Open zou3519 opened 1 year ago

zou3519 commented 1 year ago

Problem

Today, some of our batching rules need to duplicate error checking code. For example, consider https://github.com/pytorch/pytorch/pull/89384, which adds a check to the structured kernel that the input to torch.triu has at least 2 dimensions.

if we did the following:

x = torch.randn(32, 2)
vmap(torch.triu)(x)

today it would succeed, but we should expect it to fail, because inside vmap, x is logically a 1D tensor

The batching rule today:

This does not trigger at::triu's error check, because the input passed to at::triu is indeed 2D. The fix is simple: add a check inside the batching rule that the logical dimension of the input is at least 2D.

In the interest of not repeating ourselves it would be cool if there were some way to reuse the error checks from the structured kernel.

Pitch

I'm not familiar with how the error checks get code generated, but there's probably some way to add some more codegen to vmap so that we can automagically add the error check and have it run before a batching rule.

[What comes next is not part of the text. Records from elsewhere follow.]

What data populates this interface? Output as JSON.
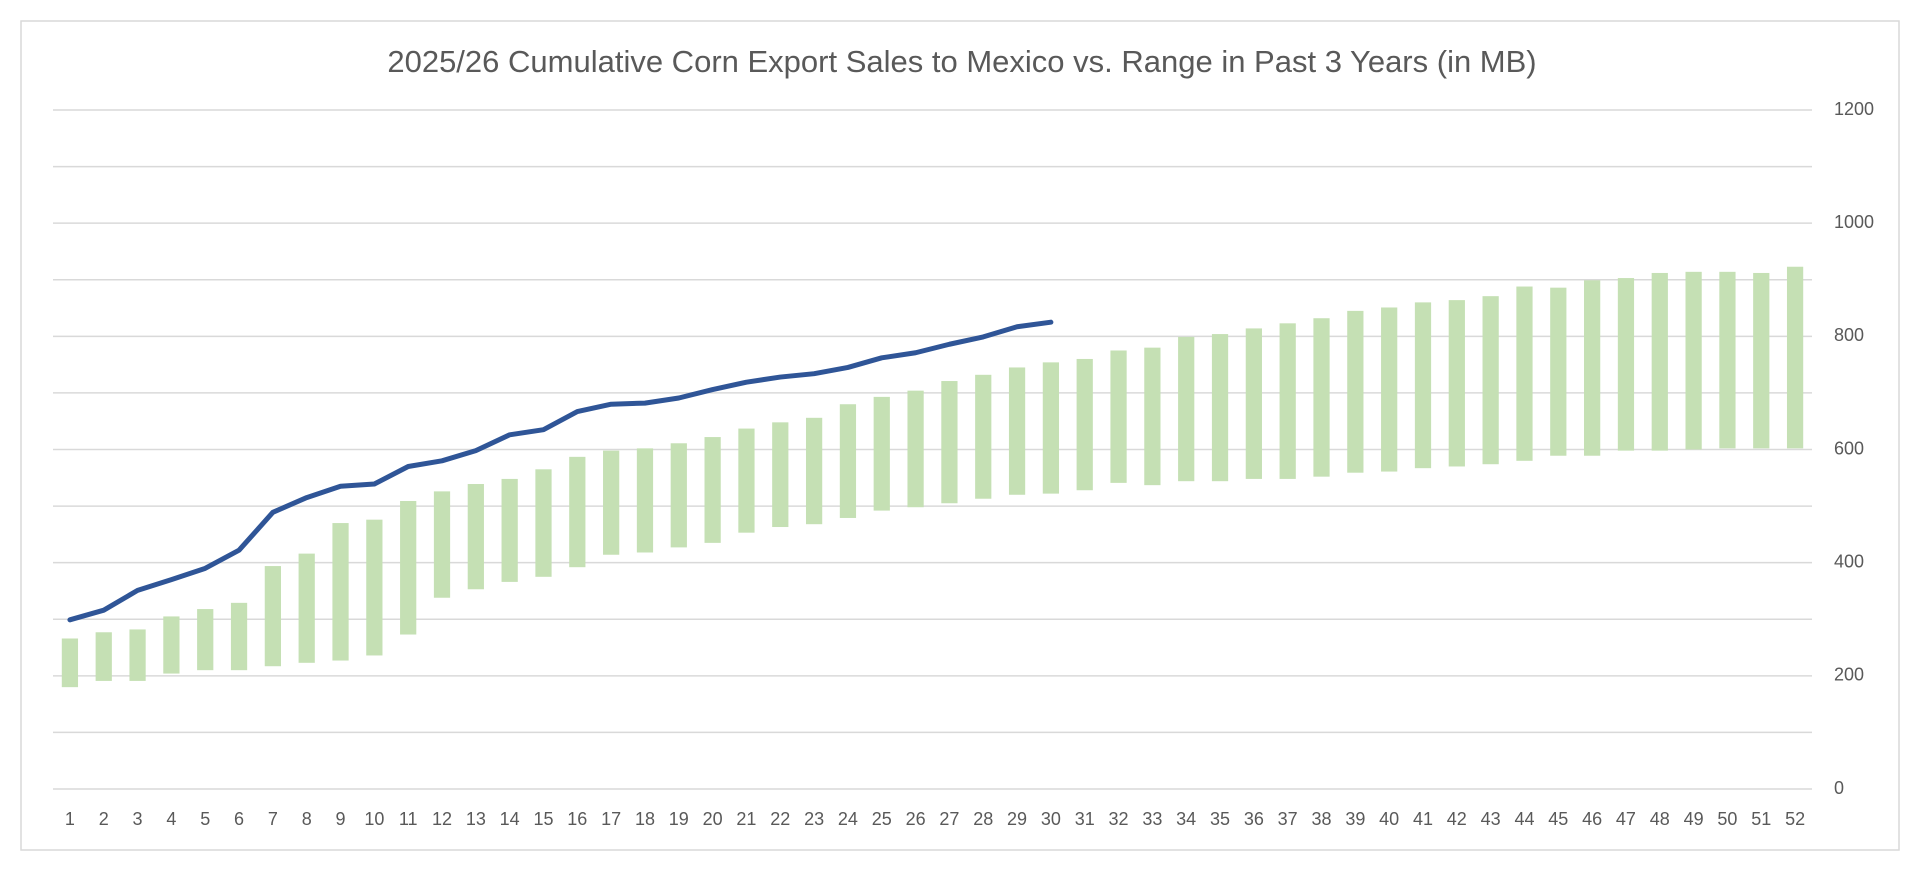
{
  "chart_data": {
    "type": "range-bar-line",
    "title": "2025/26 Cumulative Corn Export Sales to Mexico vs. Range in Past 3 Years (in MB)",
    "categories": [
      1,
      2,
      3,
      4,
      5,
      6,
      7,
      8,
      9,
      10,
      11,
      12,
      13,
      14,
      15,
      16,
      17,
      18,
      19,
      20,
      21,
      22,
      23,
      24,
      25,
      26,
      27,
      28,
      29,
      30,
      31,
      32,
      33,
      34,
      35,
      36,
      37,
      38,
      39,
      40,
      41,
      42,
      43,
      44,
      45,
      46,
      47,
      48,
      49,
      50,
      51,
      52
    ],
    "series": [
      {
        "type": "range-bar",
        "color": "#c5e0b4",
        "low": [
          180,
          191,
          191,
          204,
          210,
          210,
          217,
          223,
          227,
          236,
          273,
          338,
          353,
          366,
          375,
          392,
          414,
          418,
          427,
          435,
          453,
          463,
          468,
          479,
          492,
          498,
          505,
          513,
          520,
          522,
          528,
          541,
          537,
          544,
          544,
          548,
          548,
          552,
          559,
          561,
          567,
          570,
          574,
          580,
          589,
          589,
          598,
          598,
          600,
          602,
          602,
          602
        ],
        "high": [
          266,
          277,
          282,
          305,
          318,
          329,
          394,
          416,
          470,
          476,
          509,
          526,
          539,
          548,
          565,
          587,
          598,
          602,
          611,
          622,
          637,
          648,
          656,
          680,
          693,
          704,
          721,
          732,
          745,
          754,
          760,
          775,
          780,
          799,
          804,
          814,
          823,
          832,
          845,
          851,
          860,
          864,
          871,
          888,
          886,
          899,
          903,
          912,
          914,
          914,
          912,
          923
        ]
      },
      {
        "type": "line",
        "color": "#2f5597",
        "values": [
          299,
          316,
          351,
          370,
          390,
          422,
          489,
          515,
          535,
          539,
          570,
          580,
          598,
          626,
          635,
          667,
          680,
          682,
          691,
          706,
          719,
          728,
          734,
          745,
          762,
          771,
          786,
          799,
          817,
          825,
          null,
          null,
          null,
          null,
          null,
          null,
          null,
          null,
          null,
          null,
          null,
          null,
          null,
          null,
          null,
          null,
          null,
          null,
          null,
          null,
          null,
          null
        ]
      }
    ],
    "ylim": [
      0,
      1200
    ],
    "yticks": [
      0,
      200,
      400,
      600,
      800,
      1000,
      1200
    ],
    "y_minor_ticks": [
      100,
      300,
      500,
      700,
      900,
      1100
    ],
    "y_axis_side": "right",
    "grid": true
  }
}
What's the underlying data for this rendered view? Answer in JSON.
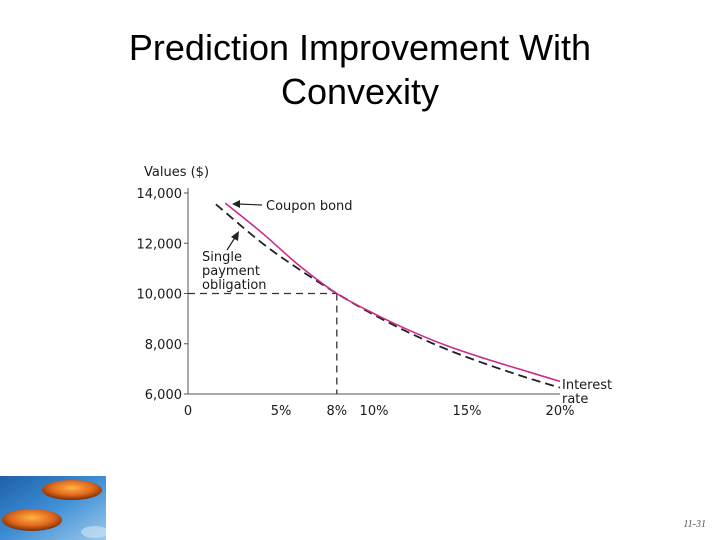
{
  "slide": {
    "title_line1": "Prediction Improvement With",
    "title_line2": "Convexity",
    "slide_number": "11-31"
  },
  "colors": {
    "coupon_bond": "#cc2a8c",
    "single_payment": "#222222",
    "axis": "#555555",
    "guide": "#333333"
  },
  "chart_data": {
    "type": "line",
    "title": "",
    "ylabel": "Values ($)",
    "xlabel": "Interest rate",
    "xlabel_lines": [
      "Interest",
      "rate"
    ],
    "xlim": [
      0,
      20
    ],
    "ylim": [
      6000,
      14000
    ],
    "x_ticks": [
      0,
      5,
      8,
      10,
      15,
      20
    ],
    "x_tick_labels": [
      "0",
      "5%",
      "8%",
      "10%",
      "15%",
      "20%"
    ],
    "y_ticks": [
      6000,
      8000,
      10000,
      12000,
      14000
    ],
    "y_tick_labels": [
      "6,000",
      "8,000",
      "10,000",
      "12,000",
      "14,000"
    ],
    "series": [
      {
        "name": "Coupon bond",
        "style": "solid",
        "x": [
          2,
          4,
          6,
          8,
          10,
          12,
          14,
          16,
          18,
          20
        ],
        "y": [
          13600,
          12400,
          11100,
          10000,
          9200,
          8500,
          7900,
          7400,
          6950,
          6500
        ]
      },
      {
        "name": "Single payment obligation",
        "name_lines": [
          "Single",
          "payment",
          "obligation"
        ],
        "style": "dashed",
        "x": [
          1.5,
          4,
          6,
          8,
          10,
          12,
          14,
          16,
          18,
          20
        ],
        "y": [
          13550,
          12000,
          10950,
          10000,
          9150,
          8400,
          7750,
          7200,
          6700,
          6250
        ]
      }
    ],
    "reference_point": {
      "x": 8,
      "y": 10000
    },
    "grid": false
  }
}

cc @bdhirsh @ezyang if you folks have thoughts

ezyang commented 1 year ago

So, an "easy" automatic way to do this is to run the meta implementation with the logical size (batched dimensions removed). It is not very efficient. How does that sound?

zou3519 commented 1 year ago

By "run the meta implementation", do you mean create meta tensors and run the operation on them?

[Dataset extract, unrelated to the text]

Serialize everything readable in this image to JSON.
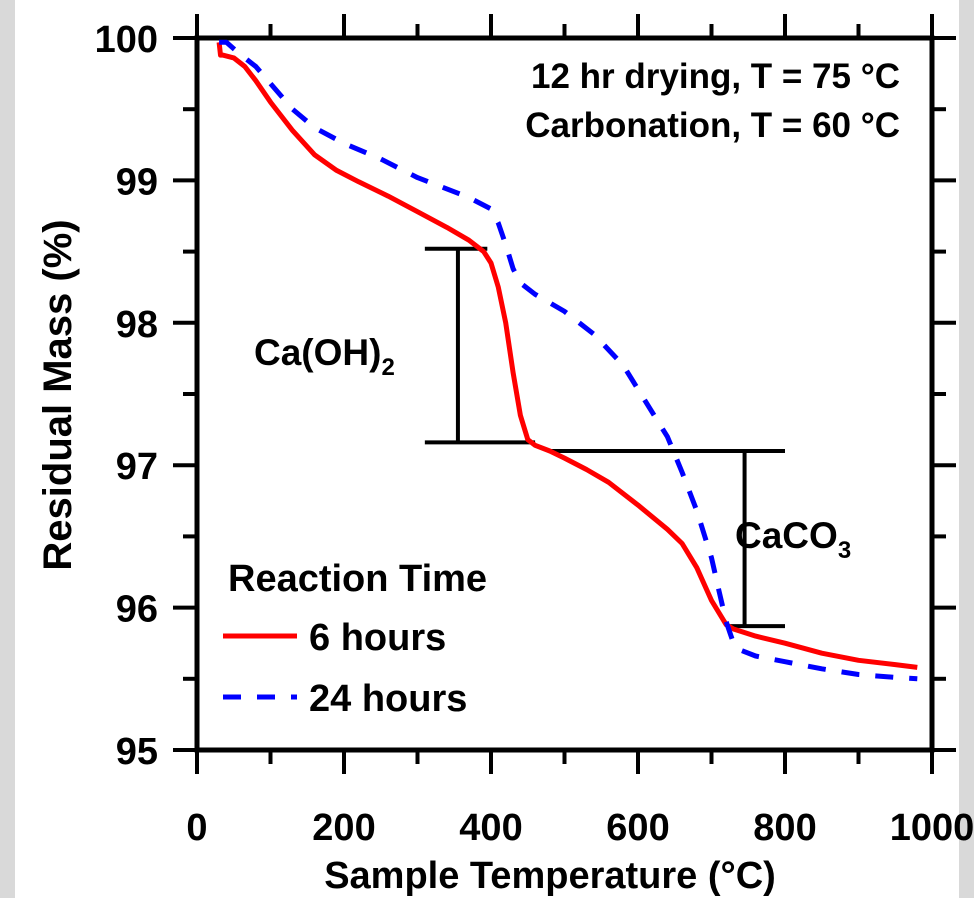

Ideally we would turn this on for all batching rules by default (i.e. if they have a structured kernel definition, we just run the error checking) so we can eliminate this class of errors. The error checks would also run at each level of vmap.

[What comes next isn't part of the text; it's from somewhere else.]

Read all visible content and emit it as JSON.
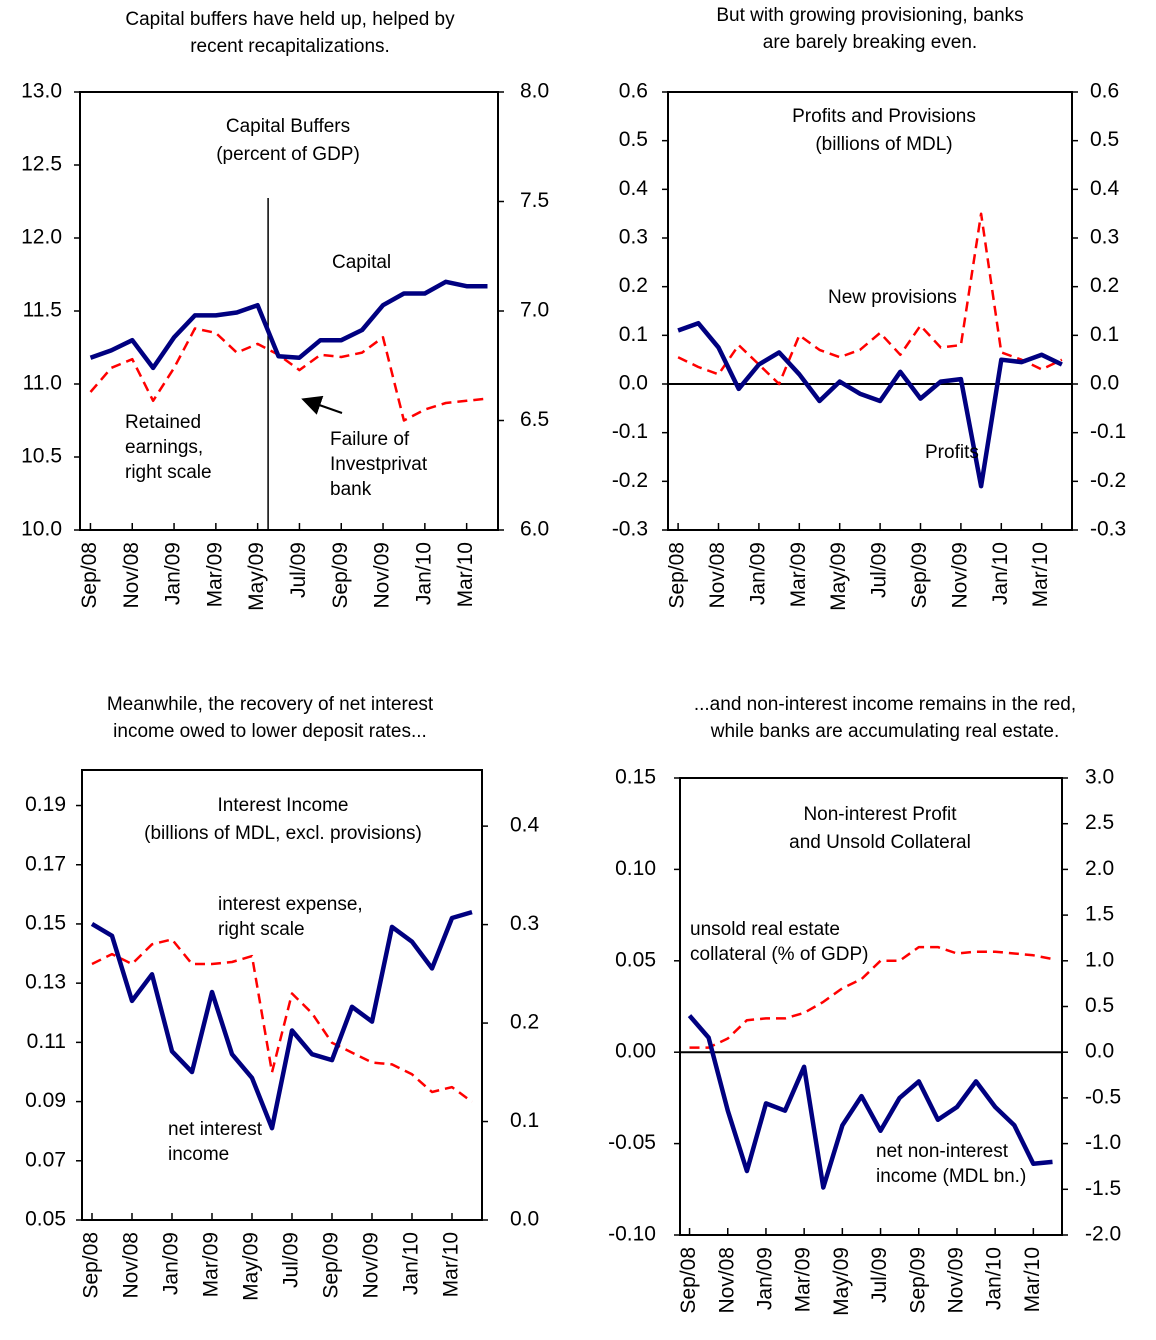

In that model running the meta implementation is likely too much overhead (creating a meta tensor involves Tensor allocation)

ezyang commented 1 year ago

Yes, create meta tensors. Bah, that is annoying.

The big problem is structured kernels aren't really setup for the kind of error test you want. You want foo_error_check(blah, blah) which doesn't bother allocating the outputs and just does stuff like the 2D test. But to do this, we have to split up the meta func (because it both does error checks AND allocates the output tensors), and you also have to define what the arguments are (because meta func is batching oblivious.) Actually, this is a situation where a vmap mode that magically transmutes tensors as is would be helpful, since you would turn on the mode and then call the conventional function, and it would indeed see only a 1D tensor.

bdhirsh commented 1 year ago

Is the tensor allocation the main source of unacceptable overhead?

We could probably figure out a way to avoid it, but another source of overhead is that a lot of our meta kernels are now in python, and might involve decompositions (into more python code).